There was also a woman dressed in a very strange costume, all nondescript tight black clothing, with a funky headpiece -- kind of a thick strip of semi-rigid black -- arcing off her forehead and then behind her, with some kind of white blob on the end. She explained that she was the eyelash upon which the snowflake stays (in "My Favorite Things": "snowflakes that stay on my nose and eyelashes"). I thought her costume was the coolest!
There was also one little girl -- around 5 or 6 -- who waited in line with the other costumed tots, got up onto the stage, and explained to the hostess that she was "Cinderella." Um ... okay. I guess that was the eighth Von Trapp child.
The movie itself: great, as always. The crowd was sometimes so noisy that I missed favorite lines, but you don't really go to this kind of rowdy event to hear every line. Or if you do, you're stupid. At the door, we were given a "fun bag," filled with mostly useless crap, but the one cool thing it contained, which did not immediately impress me, was one of those little bottle-shaped plastic poppers that get handed out at New Year's and are full of these thin paper streamers. The hosts instructed us that we were to pop these when Maria and the Captain kiss for the first time. That didn't sound all that exciting to me -- and Shannon and I both lost our "fun bags" before the movie even started, as the bags were very slippery and the seats very crowded and all that -- but people used them far more creatively than they'd been told to do. And so, instead of waiting for the big kiss, people would set off their poppers at various moments to mark the exchange of a significant glance between the two characters, or when the Captain first obliquely admits that he is in love with Maria, or something else like that. It ended up being this sort of shorthand for "Captain/Maria moment here! Check it out!" I liked it tremendously.

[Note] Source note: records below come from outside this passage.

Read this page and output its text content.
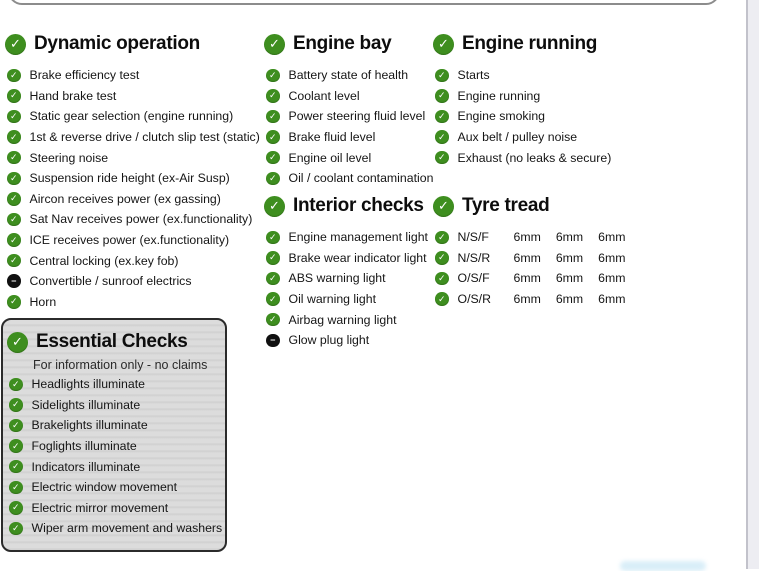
✓ Dynamic operation
✓ Brake efficiency test
✓ Hand brake test
✓ Static gear selection (engine running)
✓ 1st & reverse drive / clutch slip test (static)
✓ Steering noise
✓ Suspension ride height (ex-Air Susp)
✓ Aircon receives power (ex gassing)
✓ Sat Nav receives power (ex.functionality)
✓ ICE receives power (ex.functionality)
✓ Central locking (ex.key fob)
−	Convertible / sunroof electrics
✓ Horn
✓ Engine bay
✓ Battery state of health
✓ Coolant level
✓ Power steering fluid level
✓ Brake fluid level
✓ Engine oil level
✓ Oil / coolant contamination
✓ Engine running
✓ Starts
✓ Engine running
✓ Engine smoking
✓ Aux belt / pulley noise
✓ Exhaust (no leaks & secure)
✓ Interior checks
✓ Engine management light
✓ Brake wear indicator light
✓ ABS warning light
✓ Oil warning light
✓ Airbag warning light
−	Glow plug light
✓ Tyre tread
✓ N/S/F	6mm 6mm 6mm
✓ N/S/R	6mm 6mm 6mm
✓ O/S/F	6mm 6mm 6mm
✓ O/S/R	6mm 6mm 6mm
✓ Essential Checks
For information only - no claims
✓ Headlights illuminate
✓ Sidelights illuminate
✓ Brakelights illuminate
✓ Foglights illuminate
✓ Indicators illuminate
✓ Electric window movement
✓ Electric mirror movement
✓ Wiper arm movement and washers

The other really cool prop was one that people brought, themselves: flashlights. I don't know if people were using actual flashlights or if they had extremely powerful cell phone screens, but when the Nazis entered the crypt in the abbey, searching for the Von Trapps, and they were shining their flashlights all over the place, suddenly there were 6 or 7 flashlight beams from the audience, shining all around the screen. It was sooooo cool!
We arrived at the Castro around 12:45 p.m., and left around 5 p.m., so it was a bit of a marathon theater experience. I was surprised I didn't feel more claustrophobic or people-averse over the course of the afternoon, but it really didn't bother me. The only thing that bugged me, I think, was the people who kept using their cell phones during the movie, and there were several people in our immediate vicinity -- in all directions -- who were doing this repeatedly. None of them talked on their phones, that I heard, but they were doing things that involved a very brightly-lit screen in a darkened theater. Over and over and over again. Dude! Can't it wait until intermission? You don't even have to sit through the whole movie at one go! It was extremely distracting and -- I think -- extremely rude.
So we were gone aaaaalllllllllllll day, from around 10:40 a.m. to around 6:30 p.m., and we are both exhausted by the time we staggered through our front door again a couple hours ago. I'd been planning to go to CWC tomorrow, but now I'm wondering if I really want to be around people again so soon. But I'm sure by tomorrow morning the crowded Castro will feel far behind me and I will be ready for a bit more humanity.